In order to accomodate situations like these where network elements are digitized in generally the correct locations but the precision is lacking, the vertex_atol parameter can be invoked when instantiating the network. This parameter allows for the rounding of decimal places (not significant digits — see vertex_sig), but should be used with caution.


In [34]:
ntw = spaghetti.Network(in_data=arcs, vertex_atol=3)
print("Network components:\t", ntw.network_n_components)
print("Network vertices:\t", ntw.network_component_vertices)
vertices_df, arcs_df = spaghetti.element_as_gdf(ntw, vertices=True, arcs=True)


Network components:	 1
Network vertices:	 {0: [0, 1, 2, 3, 4, 5]}

In [35]:
base_kws = {"alpha":.5, "lw":5, "cmap":"Paired", "column":"comp_label"}
base = arcs_df.plot(figsize=(9, 9), zorder=0, **base_kws)
# plot keywords
node_kws, edge_kws = {"s":100, "zorder":2}, {"zorder":1}
w_kws = {"edge_kws":edge_kws, "node_kws":node_kws}
ntw.w_network.plot(arcs_df, indexed_on="id", ax=base, **w_kws)
vertices_df.plot(ax=base, fc="r", ec="k", markersize=50, zorder=2)
# arc labels
arc_labels(arcs_df, base, 12)
# vertex labels
vert_labels(vertices_df, base, 14)



3. Distance matrices and shortest paths for multiple connected components

Continuing with the original "goalpost" network comprised of 2 components

In [36]:
U = [Chain([Point((2,2)), Point((2,1)), Point((4,1)), Point((4,2))])]
I = [Chain([Point((3,0)), Point((3,1))])]
arcs = U + I
ntw = spaghetti.Network(in_data=arcs)
ntw.full_distance_matrix(n_processes=1, gen_tree=True)

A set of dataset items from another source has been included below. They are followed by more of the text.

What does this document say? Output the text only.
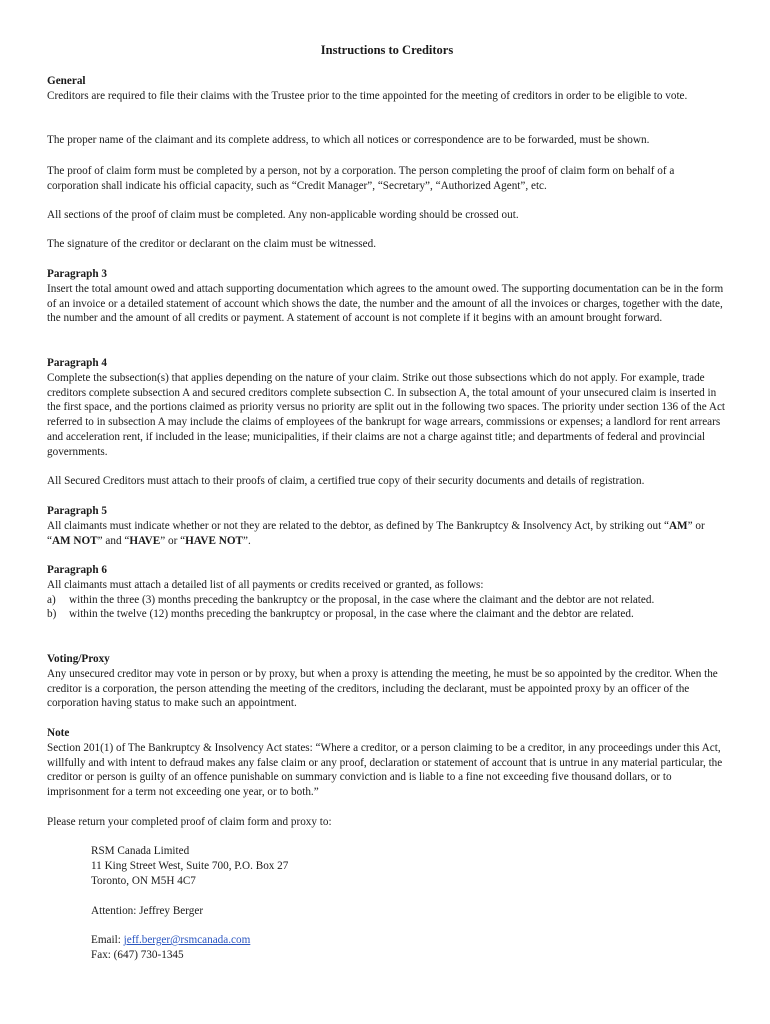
Instructions to Creditors
General
Creditors are required to file their claims with the Trustee prior to the time appointed for the meeting of creditors in order to be eligible to vote.
The proper name of the claimant and its complete address, to which all notices or correspondence are to be forwarded, must be shown.
The proof of claim form must be completed by a person, not by a corporation. The person completing the proof of claim form on behalf of a corporation shall indicate his official capacity, such as “Credit Manager”, “Secretary”, “Authorized Agent”, etc.
All sections of the proof of claim must be completed. Any non-applicable wording should be crossed out.
The signature of the creditor or declarant on the claim must be witnessed.
Paragraph 3
Insert the total amount owed and attach supporting documentation which agrees to the amount owed. The supporting documentation can be in the form of an invoice or a detailed statement of account which shows the date, the number and the amount of all the invoices or charges, together with the date, the number and the amount of all credits or payment. A statement of account is not complete if it begins with an amount brought forward.
Paragraph 4
Complete the subsection(s) that applies depending on the nature of your claim. Strike out those subsections which do not apply. For example, trade creditors complete subsection A and secured creditors complete subsection C. In subsection A, the total amount of your unsecured claim is inserted in the first space, and the portions claimed as priority versus no priority are split out in the following two spaces. The priority under section 136 of the Act referred to in subsection A may include the claims of employees of the bankrupt for wage arrears, commissions or expenses; a landlord for rent arrears and acceleration rent, if included in the lease; municipalities, if their claims are not a charge against title; and departments of federal and provincial governments.
All Secured Creditors must attach to their proofs of claim, a certified true copy of their security documents and details of registration.
Paragraph 5
All claimants must indicate whether or not they are related to the debtor, as defined by The Bankruptcy & Insolvency Act, by striking out “AM” or “AM NOT” and “HAVE” or “HAVE NOT”.
Paragraph 6
All claimants must attach a detailed list of all payments or credits received or granted, as follows:
a) within the three (3) months preceding the bankruptcy or the proposal, in the case where the claimant and the debtor are not related.
b) within the twelve (12) months preceding the bankruptcy or proposal, in the case where the claimant and the debtor are related.
Voting/Proxy
Any unsecured creditor may vote in person or by proxy, but when a proxy is attending the meeting, he must be so appointed by the creditor. When the creditor is a corporation, the person attending the meeting of the creditors, including the declarant, must be appointed proxy by an officer of the corporation having status to make such an appointment.
Note
Section 201(1) of The Bankruptcy & Insolvency Act states: “Where a creditor, or a person claiming to be a creditor, in any proceedings under this Act, willfully and with intent to defraud makes any false claim or any proof, declaration or statement of account that is untrue in any material particular, the creditor or person is guilty of an offence punishable on summary conviction and is liable to a fine not exceeding five thousand dollars, or to imprisonment for a term not exceeding one year, or to both.”
Please return your completed proof of claim form and proxy to:
RSM Canada Limited
11 King Street West, Suite 700, P.O. Box 27
Toronto, ON M5H 4C7
Attention: Jeffrey Berger
Email: jeff.berger@rsmcanada.com
Fax: (647) 730-1345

/Users/jgaboardi/miniconda3/envs/py3_spgh_dev/lib/python3.7/site-packages/libpysal/weights/weights.py:167: UserWarning: The weights matrix is not fully connected: 
 There are 2 disconnected components.
 There is 1 island with id: (4, 5).
  warnings.warn(message)
/Users/jgaboardi/miniconda3/envs/py3_spgh_dev/lib/python3.7/site-packages/libpysal/weights/weights.py:167: UserWarning: The weights matrix is not fully connected: 
 There are 2 disconnected components.
 There are 2 islands with ids: (0, 3), (4, 5).
  warnings.warn(message)

In [37]:
ntw.network_component_vertices


Out[37]:
{0: [0, 1, 2, 3], 1: [4, 5]}

In [38]:
ntw.distance_matrix


Out[38]:
array([[ 0.,  1.,  3.,  4., inf, inf],
       [ 1.,  0.,  2.,  3., inf, inf],
       [ 3.,  2.,  0.,  1., inf, inf],
       [ 4.,  3.,  1.,  0., inf, inf],
       [inf, inf, inf, inf,  0.,  1.],
       [inf, inf, inf, inf,  1.,  0.]])

From vertex 0 only vertices {1,2,3} can be reached. This is shown in the distance matrix by inf values in the 4th and 5th columns, and by identical origin-destination shortest paths in the network trees.


In [39]:
ntw.distance_matrix[0]


Out[39]:
array([ 0.,  1.,  3.,  4., inf, inf])

In [40]:
ntw.network_trees[0]


Out[40]:
{0: [0], 1: [0], 2: [1, 0], 3: [2, 1, 0], 4: [4], 5: [5]}

Like the example in cell 21 above, by inserting a vertex complete network connectivity can be achieved.


In [41]:
U = [Chain([Point((2,2)), Point((2,1)), Point((3,1)), Point((4,1)), Point((4,2))])]
I = [Chain([Point((3,0)), Point((3,1))])]
arcs = U + I
ntw = spaghetti.Network(in_data=arcs)
ntw.full_distance_matrix(n_processes=1, gen_tree=True)

In [42]:
ntw.network_component_vertices


Out[42]:
{0: [0, 1, 2, 3, 4, 5]}

In [43]:
ntw.distance_matrix


Out[43]:
array([[0., 1., 2., 3., 4., 3.],
       [1., 0., 1., 2., 3., 2.],
       [2., 1., 0., 1., 2., 1.],
       [3., 2., 1., 0., 1., 2.],
       [4., 3., 2., 1., 0., 3.],
       [3., 2., 1., 2., 3., 0.]])

In [44]:
ntw.distance_matrix[0]


Out[44]:
array([0., 1., 2., 3., 4., 3.])

In [45]:
ntw.network_trees[0]


Out[45]:
{0: [0], 1: [0], 2: [1, 0], 3: [2, 1, 0], 4: [3, 2, 1, 0], 5: [2, 1, 0]}